San Francisco, California

CSS is Awesome

Ever since Brandon Smith’s post about how CSS is Awesome was published in mid-2017 I’ve been entirely obsessed with it. I think it puts into words something significant that hasn’t really been said before about the language:

CSS is hard because its properties interact, often in unexpected ways. Because when you set one of them, you’re never just setting that one thing. That one thing combines and bounces off of and contradicts with a dozen other things, including default things that you never actually set yourself.

One rule of thumb for mitigating this is, never be more explicit than you need to be. Web pages are responsive by default. Writing good CSS means leveraging that fact instead of overriding it. Use percentages or viewport units instead of a media query if possible. Use min-width instead of width where you can. Think in terms of rules, in terms of what you really mean to say, instead of just adding properties until things look right. Try to get a feel for how the browser resolves layout and sizing, and make your changes and additions on top of that judiciously. Work with CSS, instead of against it.

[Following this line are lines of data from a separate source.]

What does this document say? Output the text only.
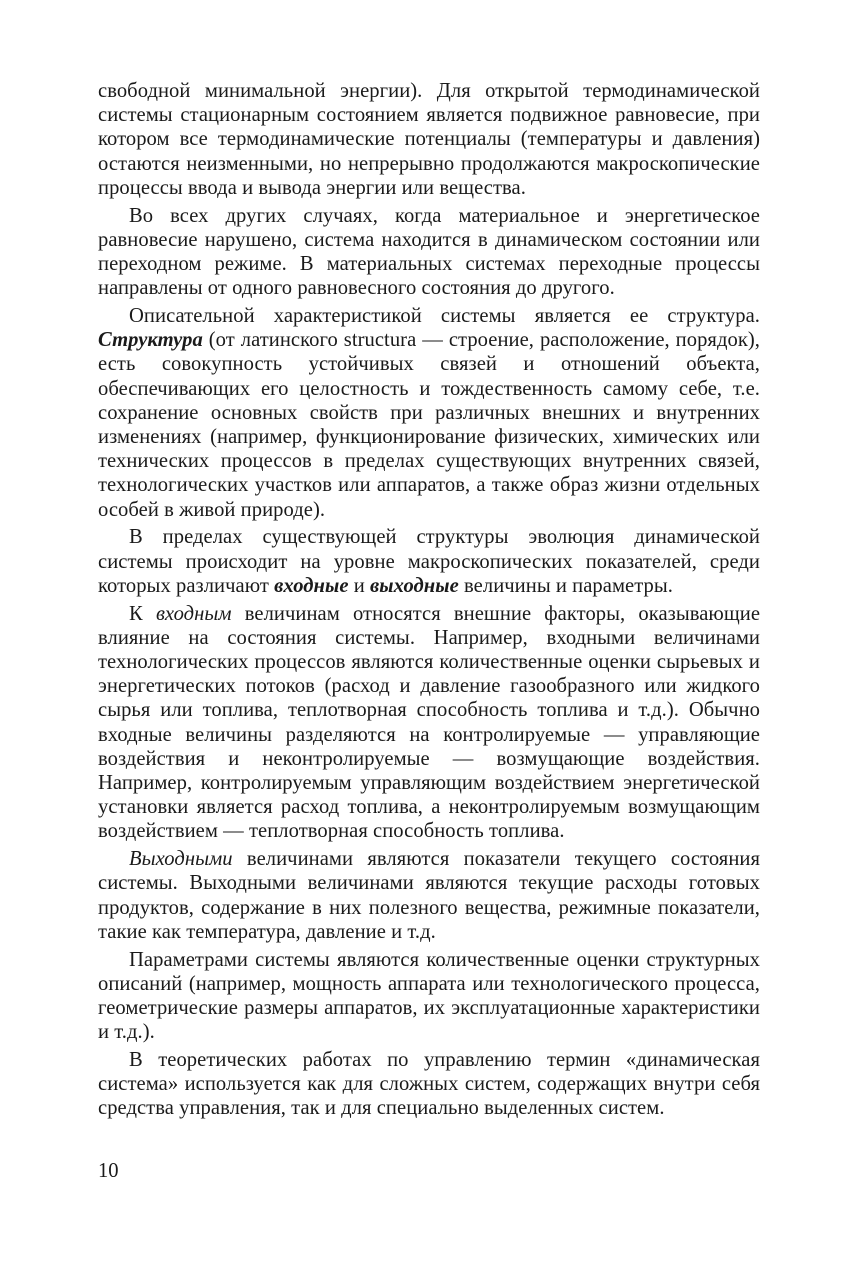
свободной минимальной энергии). Для открытой термодинамической системы стационарным состоянием является подвижное равновесие, при котором все термодинамические потенциалы (температуры и давления) остаются неизменными, но непрерывно продолжаются макроскопические процессы ввода и вывода энергии или вещества.

Во всех других случаях, когда материальное и энергетическое равновесие нарушено, система находится в динамическом состоянии или переходном режиме. В материальных системах переходные процессы направлены от одного равновесного состояния до другого.

Описательной характеристикой системы является ее структура. Структура (от латинского structura — строение, расположение, порядок), есть совокупность устойчивых связей и отношений объекта, обеспечивающих его целостность и тождественность самому себе, т.е. сохранение основных свойств при различных внешних и внутренних изменениях (например, функционирование физических, химических или технических процессов в пределах существующих внутренних связей, технологических участков или аппаратов, а также образ жизни отдельных особей в живой природе).

В пределах существующей структуры эволюция динамической системы происходит на уровне макроскопических показателей, среди которых различают входные и выходные величины и параметры.

К входным величинам относятся внешние факторы, оказывающие влияние на состояния системы. Например, входными величинами технологических процессов являются количественные оценки сырьевых и энергетических потоков (расход и давление газообразного или жидкого сырья или топлива, теплотворная способность топлива и т.д.). Обычно входные величины разделяются на контролируемые — управляющие воздействия и неконтролируемые — возмущающие воздействия. Например, контролируемым управляющим воздействием энергетической установки является расход топлива, а неконтролируемым возмущающим воздействием — теплотворная способность топлива.

Выходными величинами являются показатели текущего состояния системы. Выходными величинами являются текущие расходы готовых продуктов, содержание в них полезного вещества, режимные показатели, такие как температура, давление и т.д.

Параметрами системы являются количественные оценки структурных описаний (например, мощность аппарата или технологического процесса, геометрические размеры аппаратов, их эксплуатационные характеристики и т.д.).

В теоретических работах по управлению термин «динамическая система» используется как для сложных систем, содержащих внутри себя средства управления, так и для специально выделенных систем.

10
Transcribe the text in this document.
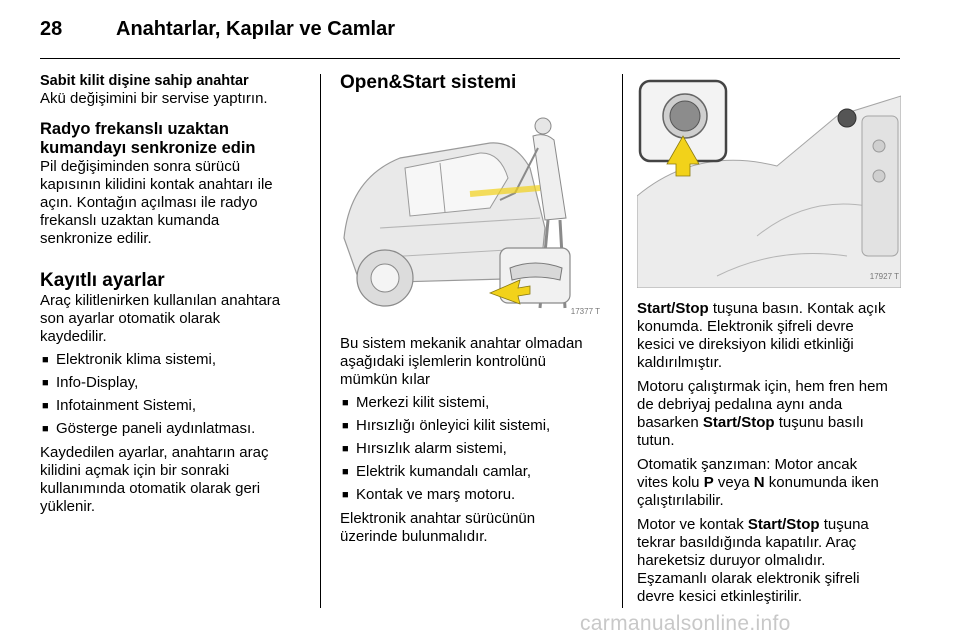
28	Anahtarlar, Kapılar ve Camlar

Sabit kilit dişine sahip anahtar

Akü değişimini bir servise yaptırın.

Radyo frekanslı uzaktan

kumandayı senkronize edin

Pil değişiminden sonra sürücü

kapısının kilidini kontak anahtarı ile

açın. Kontağın açılması ile radyo

frekanslı uzaktan kumanda

senkronize edilir.

Kayıtlı ayarlar

Araç kilitlenirken kullanılan anahtara

son ayarlar otomatik olarak

kaydedilir.

■ Elektronik klima sistemi,
■ Info-Display,
■ Infotainment Sistemi,
■ Gösterge paneli aydınlatması.

Kaydedilen ayarlar, anahtarın araç

kilidini açmak için bir sonraki

kullanımında otomatik olarak geri

yüklenir.

Open&Start sistemi

17377 T

Bu sistem mekanik anahtar olmadan

aşağıdaki işlemlerin kontrolünü

mümkün kılar

■ Merkezi kilit sistemi,
■ Hırsızlığı önleyici kilit sistemi,
■ Hırsızlık alarm sistemi,
■ Elektrik kumandalı camlar,
■ Kontak ve marş motoru.

Elektronik anahtar sürücünün

üzerinde bulunmalıdır.

17927 T

Start/Stop tuşuna basın. Kontak açık

konumda. Elektronik şifreli devre

kesici ve direksiyon kilidi etkinliği

kaldırılmıştır.

Motoru çalıştırmak için, hem fren hem

de debriyaj pedalına aynı anda

basarken Start/Stop tuşunu basılı

tutun.

Otomatik şanzıman: Motor ancak

vites kolu P veya N konumunda iken

çalıştırılabilir.

Motor ve kontak Start/Stop tuşuna

tekrar basıldığında kapatılır. Araç

hareketsiz duruyor olmalıdır.

Eşzamanlı olarak elektronik şifreli

devre kesici etkinleştirilir.

carmanualsonline.info
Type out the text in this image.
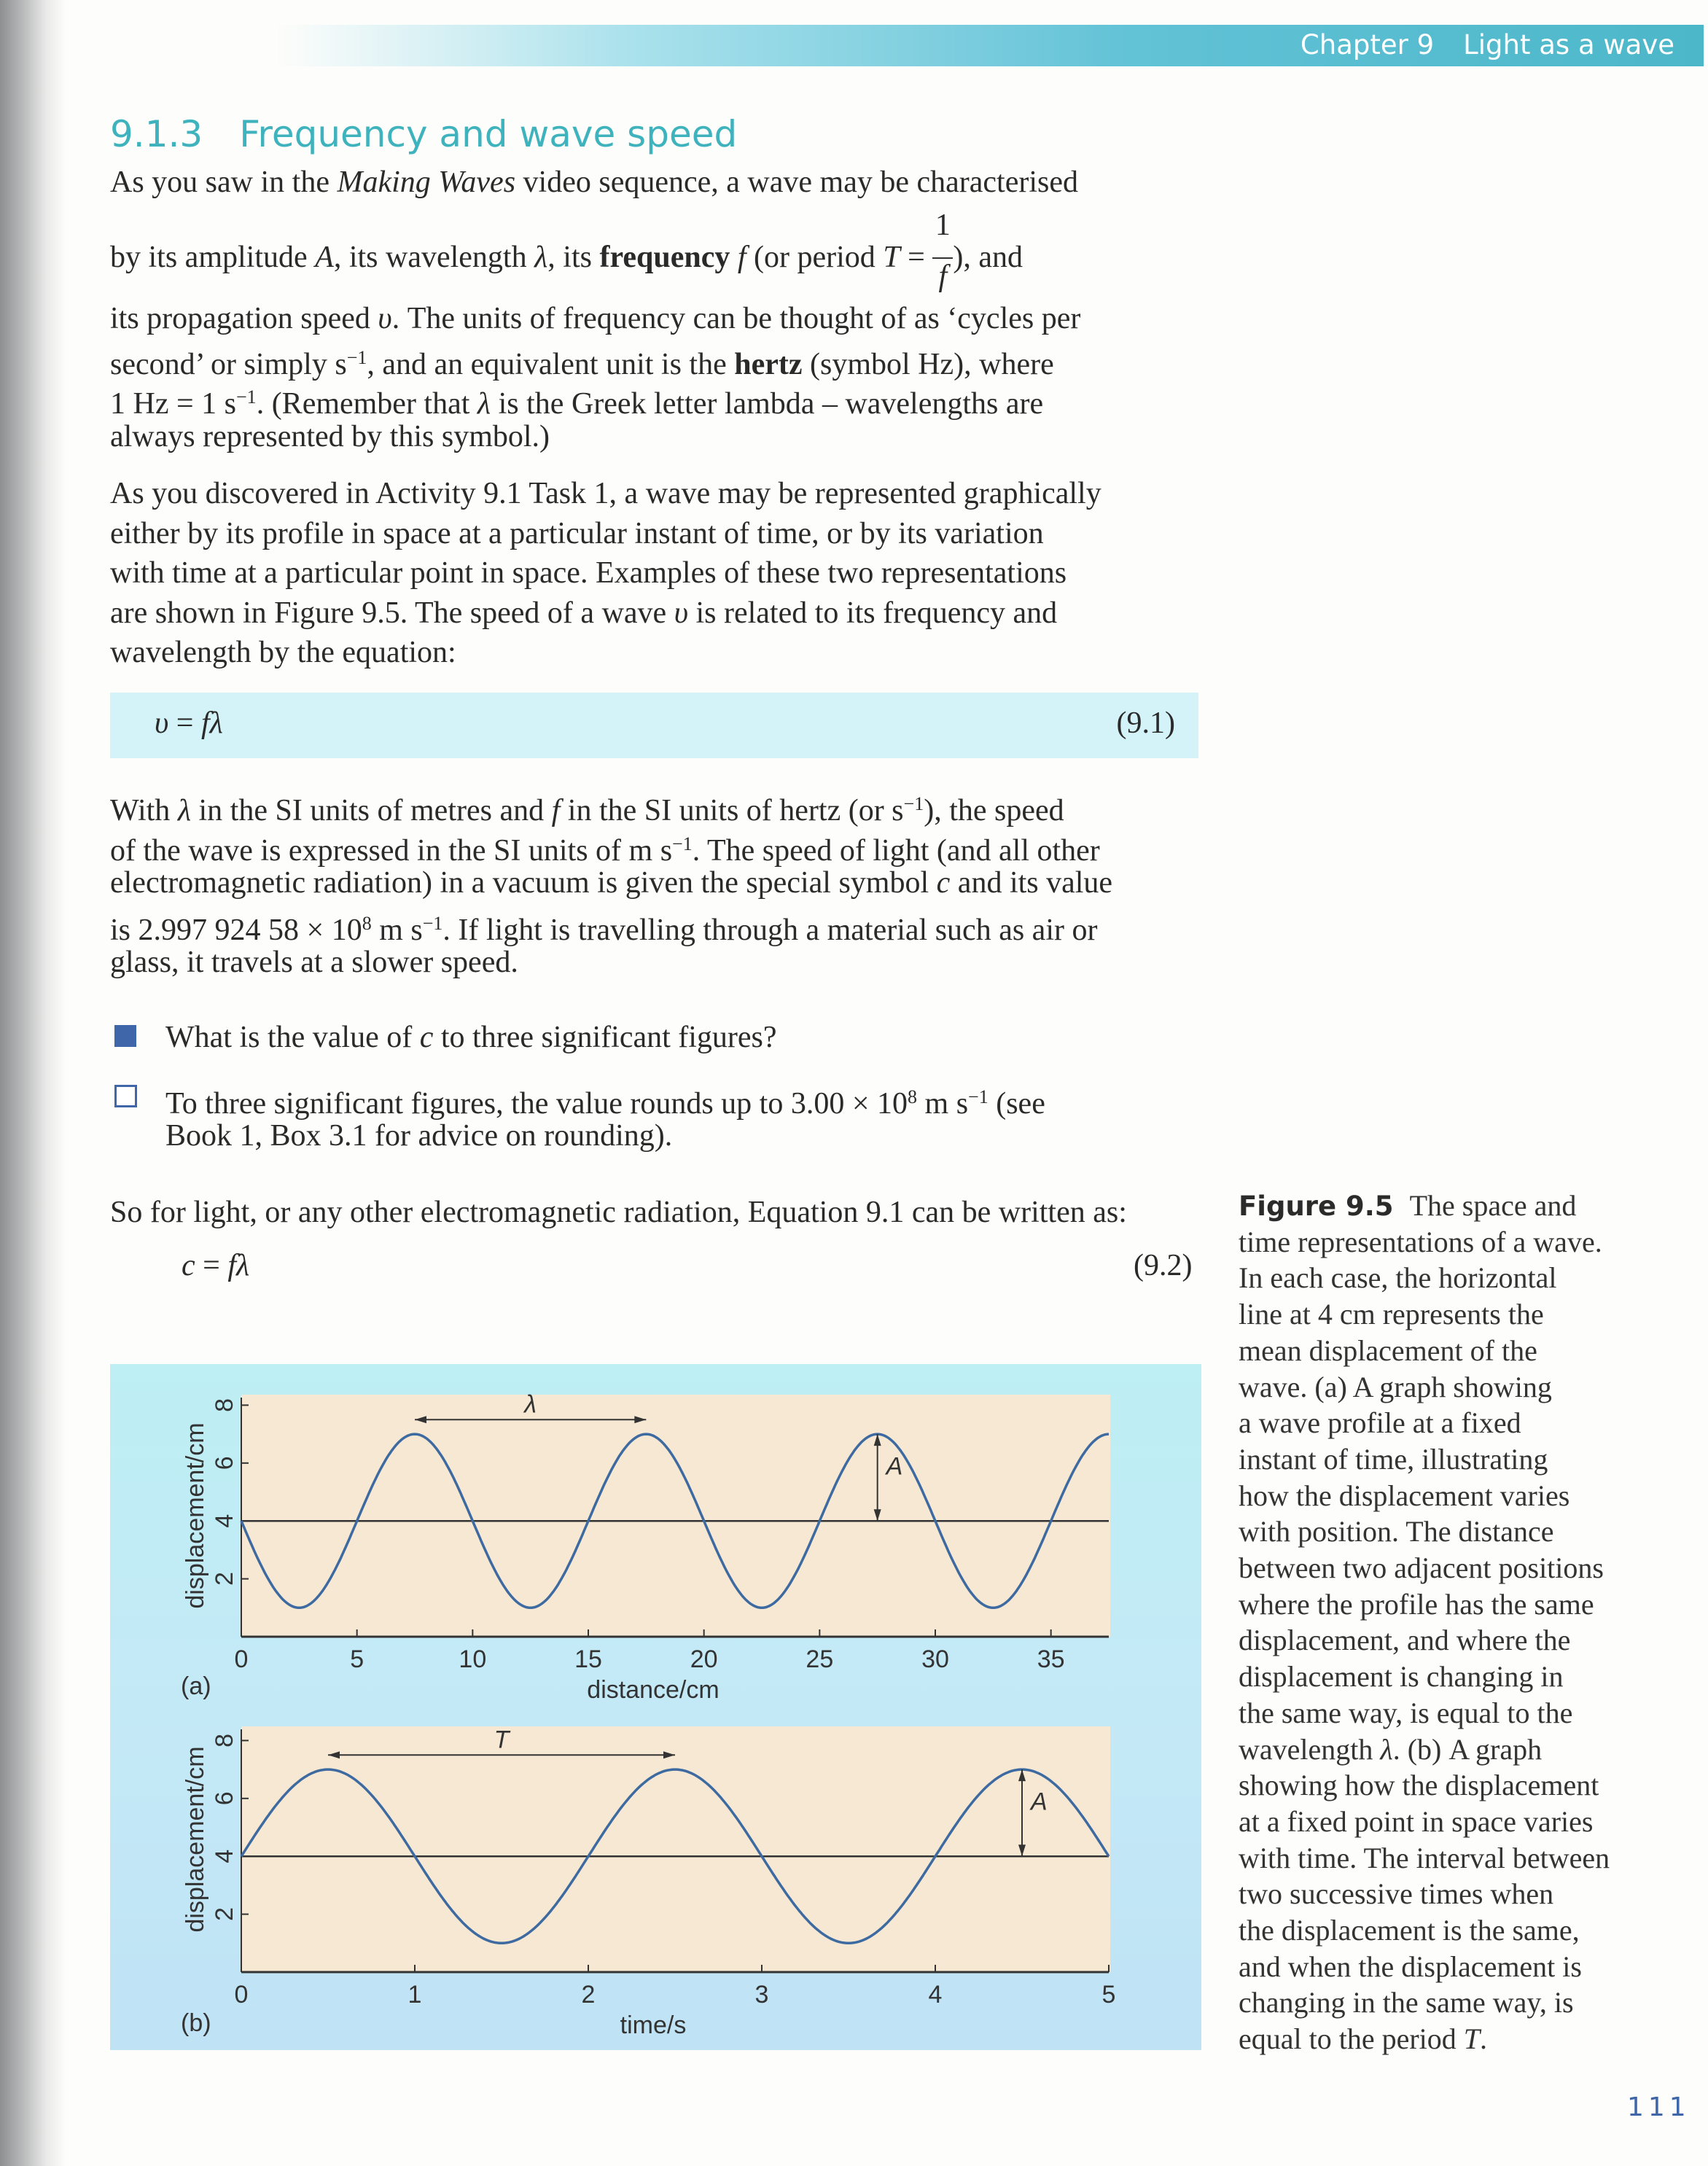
Chapter 9 Light as a wave
9.1.3 Frequency and wave speed
As you saw in the Making Waves video sequence, a wave may be characterised
by its amplitude A, its wavelength λ, its frequency f (or period $T = \frac{1}{f}$ ), and
its propagation speed υ. The units of frequency can be thought of as ‘cycles per
second’ or simply $s^{-1}$, and an equivalent unit is the hertz (symbol Hz), where
1 Hz = 1 $s^{-1}$. (Remember that λ is the Greek letter lambda – wavelengths are
always represented by this symbol.)
As you discovered in Activity 9.1 Task 1, a wave may be represented graphically
either by its profile in space at a particular instant of time, or by its variation
with time at a particular point in space. Examples of these two representations
are shown in Figure 9.5. The speed of a wave υ is related to its frequency and
wavelength by the equation:
υ = fλ	(9.1)
With λ in the SI units of metres and f in the SI units of hertz (or $s^{-1}$), the speed
of the wave is expressed in the SI units of m $s^{-1}$. The speed of light (and all other
electromagnetic radiation) in a vacuum is given the special symbol c and its value
is 2.997 924 $58 \times 10^8$ m $s^{-1}$. If light is travelling through a material such as air or
glass, it travels at a slower speed.
What is the value of c to three significant figures?
To three significant figures, the value rounds up to $3.00 \times 10^8$ m $s^{-1}$ (see
Book 1, Box 3.1 for advice on rounding).
So for light, or any other electromagnetic radiation, Equation 9.1 can be written as:
c = fλ	(9.2)
0	5	10	15	20	25	30	35
2
4
6
8	λ
A
distance/cm
displacement/cm
(a)
0	1	2	3	4	5
2
4
6
8	T
A
time/s
displacement/cm
(b)
Figure 9.5 The space and
time representations of a wave.
In each case, the horizontal
line at 4 cm represents the
mean displacement of the
wave. (a) A graph showing
a wave profile at a fixed
instant of time, illustrating
how the displacement varies
with position. The distance
between two adjacent positions
where the profile has the same
displacement, and where the
displacement is changing in
the same way, is equal to the
wavelength λ. (b) A graph
showing how the displacement
at a fixed point in space varies
with time. The interval between
two successive times when
the displacement is the same,
and when the displacement is
changing in the same way, is
equal to the period T.
111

Over the course of 2017 this post changed how I write CSS, especially that bit about min-width and width. That’s because what Brandon is really trying to do is get us to think in a very abstract way when it comes to designing things for the web. Whenever we’re building a feature for a project we really need to consider how to make that extra leap, that little intellectual abstraction, which ought to help us write better CSS; designing interfaces that are less error prone and more responsive (not just to screen or viewport size, but also other elements that might appear).

I think it also helps us understand the concept of what designing for the web really means. For example, as pixel-perfect designs bled in from the print world (where being precise is vital to printing a good book), we suddenly found ourselves in a world that begs for imprecision. To design things flexibly. To say “this isn’t perfect, but it works best under all circumstances, rather than optimized for one.”

This is why CSS is a useful toolbox for designers who work on the web to learn more about – because it encourages us to think in that abstract way, to consider all the variables regardless of how messy they might be. And I think that despite how much you might want to control it, or bury the language in a mountainous rubble of JavaScript, the weirdness of the web will still be there, baked into the language itself. You can’t escape it.

The peculiarity and straight-up weirdness of the CSS language reminds us all that the web is not a platform owned by a single corporate entity, but rather a weird (despite a little broken) and lively (despite a little difficult) network that we’re free to experiment with as we see fit. And that’s why CSS is awesome for me.